When analyzing the code snippet “if (x = 7) y = x;” the system has determined that the “variable == number” construct is usually used in the “if” statement to compare numeric values, so the indication “variable = number” in the “if” statement is most likely caused by a typo. Traditional static analyzers would catch such an error, but, unlike them, ControlFlag does not apply ready-made rules, in which it is difficult to foresee all possible options, but proceeds from the statistics of using all kinds of constructs in a large number of projects.

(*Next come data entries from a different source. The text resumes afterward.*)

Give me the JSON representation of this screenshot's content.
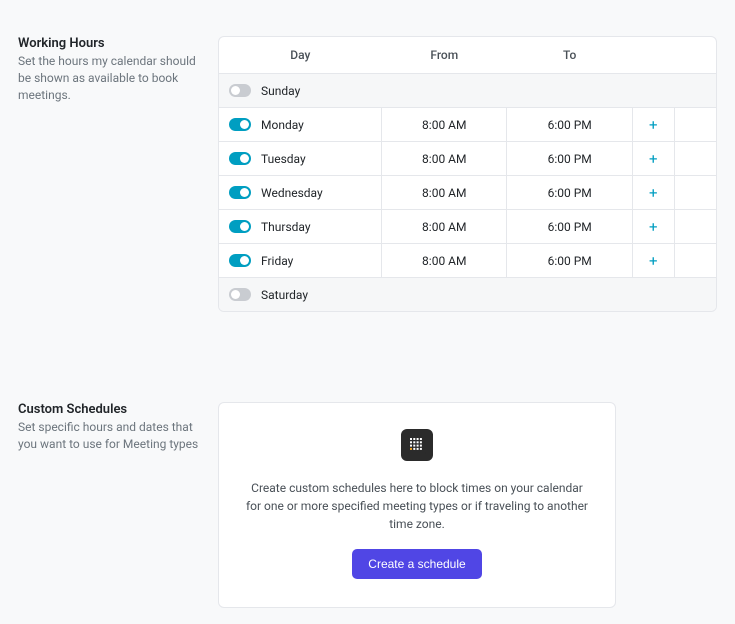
{
  "working_hours": {
    "title": "Working Hours",
    "desc": "Set the hours my calendar should be shown as available to book meetings.",
    "headers": {
      "day": "Day",
      "from": "From",
      "to": "To"
    },
    "days": [
      {
        "name": "Sunday",
        "enabled": false,
        "from": "",
        "to": ""
      },
      {
        "name": "Monday",
        "enabled": true,
        "from": "8:00 AM",
        "to": "6:00 PM"
      },
      {
        "name": "Tuesday",
        "enabled": true,
        "from": "8:00 AM",
        "to": "6:00 PM"
      },
      {
        "name": "Wednesday",
        "enabled": true,
        "from": "8:00 AM",
        "to": "6:00 PM"
      },
      {
        "name": "Thursday",
        "enabled": true,
        "from": "8:00 AM",
        "to": "6:00 PM"
      },
      {
        "name": "Friday",
        "enabled": true,
        "from": "8:00 AM",
        "to": "6:00 PM"
      },
      {
        "name": "Saturday",
        "enabled": false,
        "from": "",
        "to": ""
      }
    ]
  },
  "custom_schedules": {
    "title": "Custom Schedules",
    "desc": "Set specific hours and dates that you want to use for Meeting types",
    "card_desc": "Create custom schedules here to block times on your calendar for one or more specified meeting types or if traveling to another time zone.",
    "button": "Create a schedule"
  }
}
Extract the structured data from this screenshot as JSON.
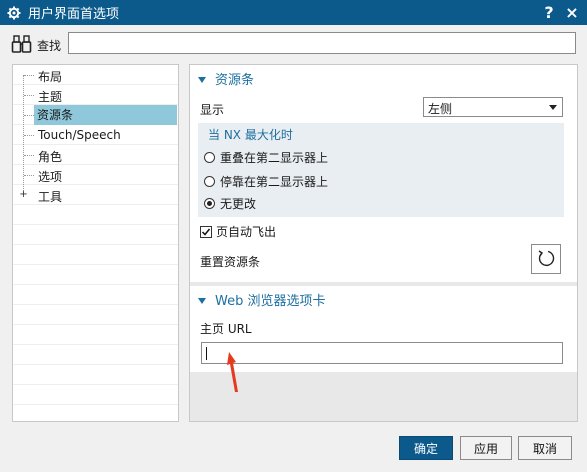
{
  "window": {
    "title": "用户界面首选项",
    "help_label": "?",
    "close_label": "×"
  },
  "search": {
    "label": "查找",
    "value": "",
    "placeholder": ""
  },
  "tree": {
    "items": [
      {
        "label": "布局",
        "selected": false,
        "expandable": false
      },
      {
        "label": "主题",
        "selected": false,
        "expandable": false
      },
      {
        "label": "资源条",
        "selected": true,
        "expandable": false
      },
      {
        "label": "Touch/Speech",
        "selected": false,
        "expandable": false
      },
      {
        "label": "角色",
        "selected": false,
        "expandable": false
      },
      {
        "label": "选项",
        "selected": false,
        "expandable": false
      },
      {
        "label": "工具",
        "selected": false,
        "expandable": true
      }
    ]
  },
  "resource_bar": {
    "section_title": "资源条",
    "display_label": "显示",
    "display_value": "左侧",
    "group_title": "当 NX 最大化时",
    "options": [
      {
        "label": "重叠在第二显示器上",
        "checked": false
      },
      {
        "label": "停靠在第二显示器上",
        "checked": false
      },
      {
        "label": "无更改",
        "checked": true
      }
    ],
    "auto_flyout_label": "页自动飞出",
    "auto_flyout_checked": true,
    "reset_label": "重置资源条"
  },
  "web_browser": {
    "section_title": "Web 浏览器选项卡",
    "home_url_label": "主页 URL",
    "home_url_value": ""
  },
  "buttons": {
    "ok": "确定",
    "apply": "应用",
    "cancel": "取消"
  },
  "colors": {
    "titlebar": "#0c5a8c",
    "accent": "#1d6fa0",
    "selection": "#8fc7db",
    "annotation_arrow": "#e53a1e"
  }
}
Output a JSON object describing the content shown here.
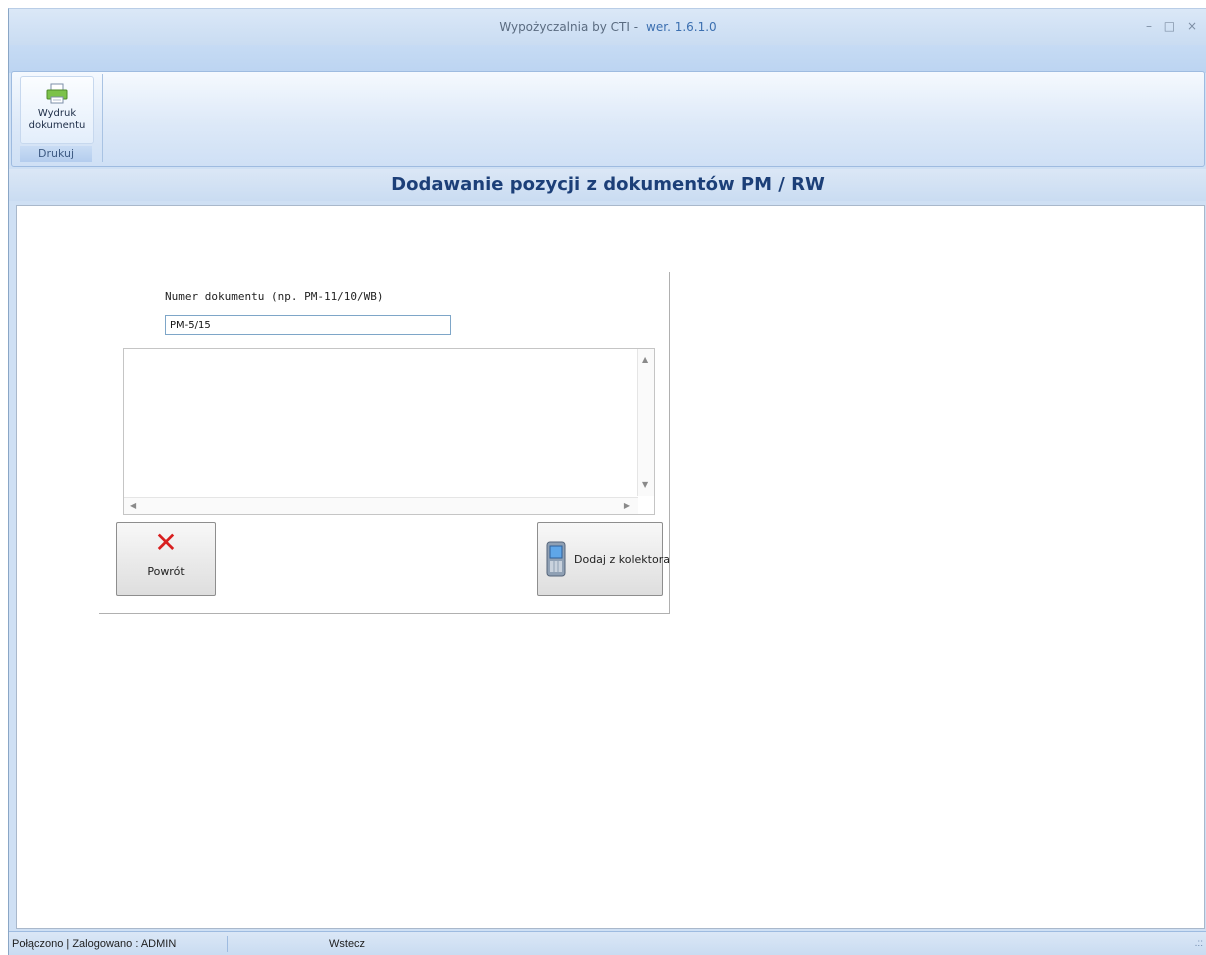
{
  "window": {
    "title": "Wypożyczalnia by CTI -",
    "version": "wer. 1.6.1.0",
    "controls": {
      "minimize": "–",
      "maximize": "□",
      "close": "×"
    }
  },
  "ribbon": {
    "print_button_label": "Wydruk dokumentu",
    "print_icon": "printer-icon",
    "group_label": "Drukuj"
  },
  "heading": {
    "title": "Dodawanie pozycji z dokumentów PM / RW"
  },
  "form": {
    "doc_number_label": "Numer dokumentu (np. PM-11/10/WB)",
    "doc_number_value": "PM-5/15",
    "back_button_label": "Powrót",
    "back_icon": "close-x-icon",
    "add_button_label": "Dodaj z kolektora",
    "add_icon": "mobile-device-icon"
  },
  "statusbar": {
    "connection": "Połączono | Zalogowano : ADMIN",
    "back": "Wstecz"
  },
  "colors": {
    "heading": "#1c3f78",
    "accent": "#3b6fb0",
    "x_icon": "#d81f1f"
  }
}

As an experiment, using ControlFlag in the source code of the cURL utility, which is often cited as an example of high-quality and tested code, an error was revealed unnoticed by static analyzers when using the “s-> keepon” structure element, which had a numeric type, but was compared with the boolean value TRUE … In the OpenSSL code, in addition to the aforementioned problem with “(s1 == NULL) ∧ (s2 == NULL)”, anomalies were also detected in the expressions “(-2 == rv)” (the minus was a typo) and “BIO_puts (bp, “:”) <= 0) “(in the context of checking the successful completion of the function, it should have been” == 0 “). It is also reported that the use of ControlFlag made it possible to identify several hundred errors in non-specific proprietary software, leading to crashes and problems with memory.